Language detection runs at plugins_loaded priority 1, before WordPress has loaded the current user’s capabilities. If the detected language is marked inactive in settings, detectLanguage() does not activate it immediately. Instead it stores the language data in $pendingInactiveLanguage:

$this->pendingInactiveLanguage = $language; // deferred until init

finalizeLanguageDetection() runs on init and checks access->canViewInactiveLanguages(). If authorized, it calls setLanguage() to promote the pending language to active. If not, it reverts to the default.

The pendingInactiveLanguage check in getDetectedLanguageCode() ensures that RTL detection — and filterTextDirection() — works correctly during this pending phase. An admin previewing an inactive Arabic page gets dir="rtl" on the <html> tag even before finalizeLanguageDetection() runs, because the filter fires during the same request after detectLanguage() has set pendingInactiveLanguage.


File: src/Service/LanguageSwitcherService.php

Each language item in the switcher data array includes an is_rtl boolean:

'is_rtl' => (bool) $this->config->get("languages.{$code}.rtl", false),

This is read directly from config/languages.jsonc, the same source as LocaleService. The field is used by the frontend to render directional arrows or layout adjustments in the language switcher widget. It is separate from the filterTextDirection() mechanism — the switcher only needs to know about RTL for its own rendering, not to drive WordPress’s direction system.


RTL not activating (no dir="rtl" on <html>):

  1. Confirm the language code has "rtl": true in config/languages.jsonc. Use ConfigService::get("languages.{$code}.rtl") from a custom debugging action to verify.
  2. Confirm RewriterSubscriber is registered. Check Plugin::registerSubscribers()RewriterSubscriber is first in the list.
  3. Confirm LocaleService::detectLanguage() ran and set the correct language. Add temporary logging to isCurrentLanguageRtl() to see what code is being looked up.
  4. If the language is inactive, verify the previewing user has omnalingo_view_inactive or edit_posts capability, and that finalizeLanguageDetection() ran (it is hooked to init via RewriterSubscriber).

RTL activates on the source language (everything goes RTL):

This would mean isCurrentLanguageRtl() is returning true when it should not. Check whether $pendingInactiveLanguage is being set incorrectly during a non-translated request — for example, if a URL segment coincidentally matches an RTL language slug.
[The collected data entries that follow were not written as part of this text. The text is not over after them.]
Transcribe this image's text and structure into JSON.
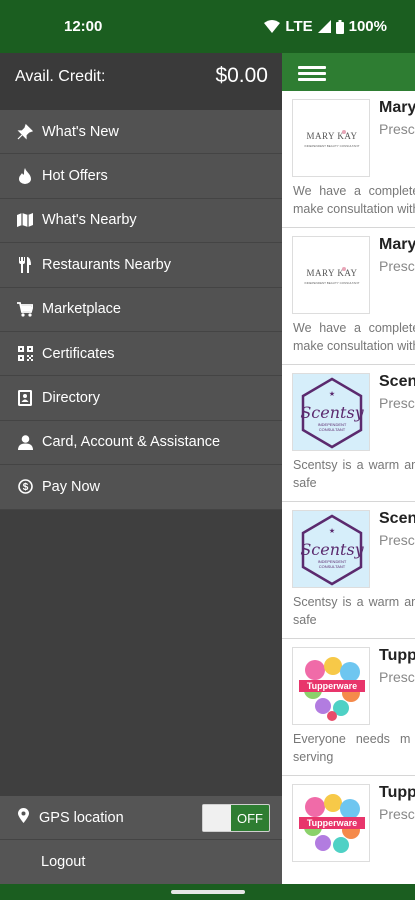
{
  "status_bar": {
    "time": "12:00",
    "network": "LTE",
    "battery": "100%"
  },
  "drawer": {
    "credit_label": "Avail. Credit:",
    "credit_value": "$0.00",
    "menu": [
      {
        "label": "What's New",
        "icon": "pin-icon"
      },
      {
        "label": "Hot Offers",
        "icon": "fire-icon"
      },
      {
        "label": "What's Nearby",
        "icon": "map-icon"
      },
      {
        "label": "Restaurants Nearby",
        "icon": "utensils-icon"
      },
      {
        "label": "Marketplace",
        "icon": "cart-icon"
      },
      {
        "label": "Certificates",
        "icon": "qr-code-icon"
      },
      {
        "label": "Directory",
        "icon": "directory-icon"
      },
      {
        "label": "Card, Account & Assistance",
        "icon": "user-icon"
      },
      {
        "label": "Pay Now",
        "icon": "dollar-circle-icon"
      }
    ],
    "gps_label": "GPS location",
    "gps_toggle": "OFF",
    "logout_label": "Logout"
  },
  "listings": [
    {
      "name": "Mary",
      "location": "Presc",
      "logo_text": "MARY KAY",
      "logo_sub": "INDEPENDENT BEAUTY CONSULTANT",
      "description": "We have a complete products to make consultation with m"
    },
    {
      "name": "Mary",
      "location": "Presc",
      "logo_text": "MARY KAY",
      "logo_sub": "INDEPENDENT BEAUTY CONSULTANT",
      "description": "We have a complete products to make consultation with m"
    },
    {
      "name": "Scents",
      "location": "Presc",
      "logo_text": "Scentsy",
      "logo_sub": "INDEPENDENT CONSULTANT",
      "description": "Scentsy is a warm amazing. It is a safe"
    },
    {
      "name": "Scen",
      "location": "Presc",
      "logo_text": "Scentsy",
      "logo_sub": "INDEPENDENT CONSULTANT",
      "description": "Scentsy is a warm amazing. It is a safe"
    },
    {
      "name": "Tupp",
      "location": "Presc",
      "logo_text": "Tupperware",
      "logo_sub": "",
      "description": "Everyone needs m storage and serving"
    },
    {
      "name": "Tupp",
      "location": "Presc",
      "logo_text": "Tupperware",
      "logo_sub": "",
      "description": ""
    }
  ],
  "colors": {
    "header_green": "#1b5e20",
    "app_bar_green": "#2e7d32",
    "drawer_bg": "#525252",
    "scentsy_purple": "#5b2a6e"
  }
}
RTL stylesheet not loading:

filterTextDirection() only drives is_rtl(). Whether RTL stylesheets are actually enqueued depends entirely on the theme and plugins. Check whether the active theme has an -rtl.css file. WordPress only loads it if is_rtl() is true AND the stylesheet was enqueued with wp_style_add_data($handle, 'rtl', 'replace') or a .min.css/-rtl.css naming convention. Omnalingo has no control over this.